J'aurai pu m'abstenir de rédiger ce billet à charge si, après avoir vu deux films récents, ni porteurs d'imaginaire et encore moins d'enthousiasme (2), je n'avais eu besoin de me détendre un peu. J'avais toutefois un a-priori assez défavorable pour ce que j'avais pu lire sur "Les passagers de la nuit" à sa sortie. Me doutant bien que la dithyrambe de Télérama s'ingénierait à ne surtout pas tenter la moindre critique négative, preuve en osant l'enflure de son titre “Les Passagers de la nuit” sur Arte : comment Mikhaël Hers a sublimé le Paris futuriste de 1981". Pas moins. On pouffe, on s'étrangle en se demandant comment ce film sublimant n'avait alors reçu ni César, ni Oscars et encore moins d'Ours d'Or !!!
Sublimé quoi ? L'euphorie festive jouée dans une petite rue de Paris le soir de la Présidentielle de mai 1981 (3) ? Le prétexte de la Maison de la radio, accessoire de décor, juste pour le décor ? La caution d'une émission emblématique des années 70 (et au-delà) sur France Inter, "Allô Macha !" qui donnait, en direct, la parole aux noctambules en mal d'affection ou de sens à leur vie ? La vie difficile d'une femme, mère de deux enfants, dont le mari l'a brutalement quittée ? Les stéréotypes de situations adolescentes (très bien jouées par les trois "ados") conformes au réel de l'époque ?
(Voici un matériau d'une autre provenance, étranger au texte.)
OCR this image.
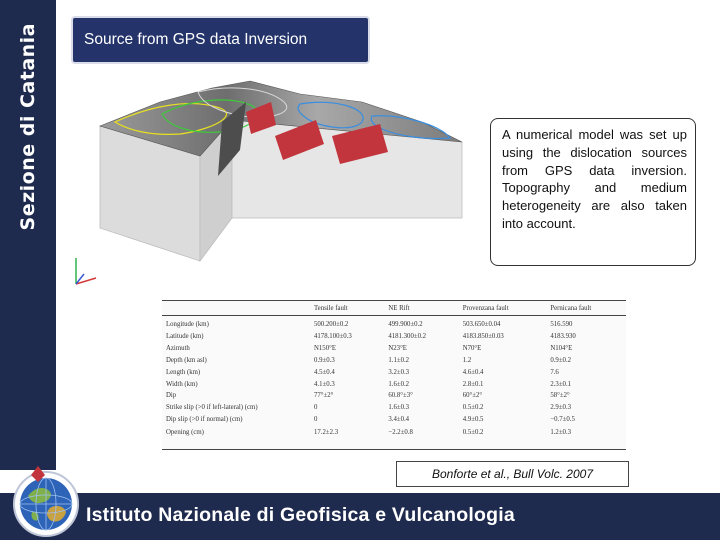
Sezione di Catania	Source from GPS data Inversion

A numerical model was set up using the dislocation sources from GPS data inversion. Topography and medium heterogeneity are also taken into account.

	Tensile fault	NE Rift	Provenzana fault	Pernicana fault
Longitude (km)	500.200±0.2	499.900±0.2	503.650±0.04	516.590
Latitude (km)	4178.100±0.3	4181.300±0.2	4183.850±0.03	4183.930
Azimuth	N150°E	N23°E	N70°E	N104°E
Depth (km asl)	0.9±0.3	1.1±0.2	1.2	0.9±0.2
Length (km)	4.5±0.4	3.2±0.3	4.6±0.4	7.6
Width (km)	4.1±0.3	1.6±0.2	2.8±0.1	2.3±0.1
Dip	77°±2°	60.8°±3°	60°±2°	58°±2°
Strike slip (>0 if left-lateral) (cm)	0	1.6±0.3	0.5±0.2	2.9±0.3
Dip slip (>0 if normal) (cm)	0	3.4±0.4	4.9±0.5	−0.7±0.5
Opening (cm)	17.2±2.3	−2.2±0.8	0.5±0.2	1.2±0.3
Bonforte et al., Bull Volc. 2007
Istituto Nazionale di Geofisica e Vulcanologia
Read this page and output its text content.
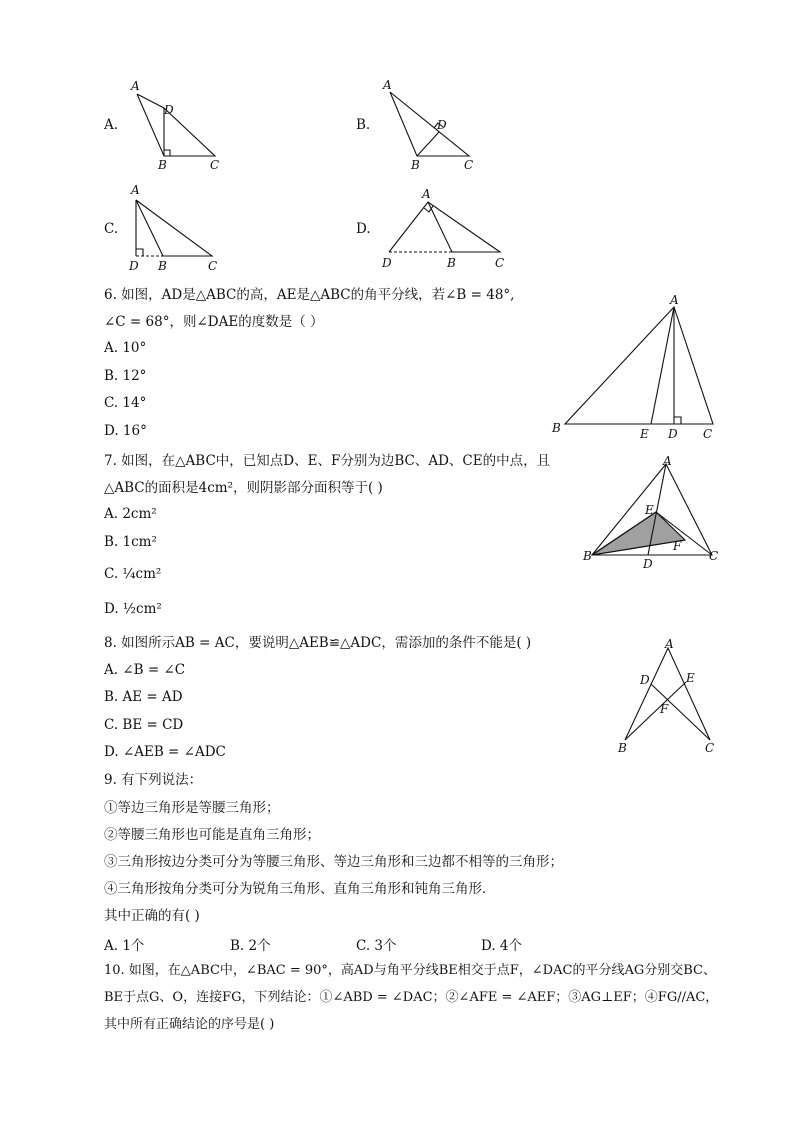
A.
A
D
B	C
B.
A
D
B	C
C.
A
D B	C
D.
A
D	B	C
6. 如图，AD是△ABC的高，AE是△ABC的角平分线，若∠B = 48°,
∠C = 68°，则∠DAE的度数是（ ）
A. 10°
B. 12°
C. 14°
D. 16°
A
B	E D C
7. 如图，在△ABC中，已知点D、E、F分别为边BC、AD、CE的中点，且
△ABC的面积是4cm²，则阴影部分面积等于( )
A. 2cm²
B. 1cm²
C. ¼cm²
D. ½cm²
A
E
F
B
D
C
8. 如图所示AB = AC，要说明△AEB≌△ADC，需添加的条件不能是( )
A. ∠B = ∠C
B. AE = AD
C. BE = CD
D. ∠AEB = ∠ADC
A
D	E
F
B	C
9. 有下列说法：
①等边三角形是等腰三角形；
②等腰三角形也可能是直角三角形；
③三角形按边分类可分为等腰三角形、等边三角形和三边都不相等的三角形；
④三角形按角分类可分为锐角三角形、直角三角形和钝角三角形．
其中正确的有( )
A. 1个	B. 2个	C. 3个	D. 4个
10. 如图，在△ABC中，∠BAC = 90°，高AD与角平分线BE相交于点F，∠DAC的平分线AG分别交BC、
BE于点G、O，连接FG，下列结论：①∠ABD = ∠DAC；②∠AFE = ∠AEF；③AG⊥EF；④FG//AC，
其中所有正确结论的序号是( )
Dans ce film rien n'est sublimé. Mais rien du tout. On peut affirmer que n'ayant pas fait l'Actor studio ni Charlotte Gainsbourg en apprentie standardiste, ni Emmanuelle Béart en très insipide animatrice d'émission, n'ont du beaucoup prendre le temps de se mettre dans la peau des personnages. Macha Béranger, incarnait son émission. "Dans le micro" très proche de l'oreille de ses auditrices et de ses auditeurs, très à l'écoute, prête aux confidences. Les standardistes, elles et eux, devaient faire preuve de talent ou d'ingéniosité pour déceler celles et ceux qui pourraient rendre vivants leurs témoignages !
Le prétexte de la maison de la radio ne sert qu'à placer en situation de travail Charlotte/Elisabeth. Les très furtives images des lieux, grand hall, escaliers n'apportent rien in situ à une situation factice. Les studios ne sont pas ceux de Radio France (4). On est bien content d'apprendre grâce à Télérama que tourner à la Maison de la radio était un rêve pour le réalisateur. Sa réalisation montre que ce rêve manquait, a minima, d'ambition et a maxima d'être en prise avec la radio elle même. Des images (décoratives) et des clichés ne font pas une incarnation. Ce film n'est pas incarné. C'est du cinéma pour du cinéma. Aussi décevant que le vidéo-clip de Nicolas Philibert "La maison de la radio" (5).
Nantes |
On dirait bien, dans les deux cas, que le seul titre et décor "Maison de la radio" puisse garantir d'être dans la radio. On aurait pu mettre Charlotte Gainsbourg à la RATP (pour faire les annonces de service au micro), à l'Arc de Triomphe pour servir de guide, à la Tour Eiffel pour jouer une liftière, ça n'aurait rien changé au scénario. Elle aurait toujours essayé de travailler pour faire vivre sa famille. La maison de la radio est un prétexte et pire un prétexte sans âme ni conviction pour la fabrique de la radio.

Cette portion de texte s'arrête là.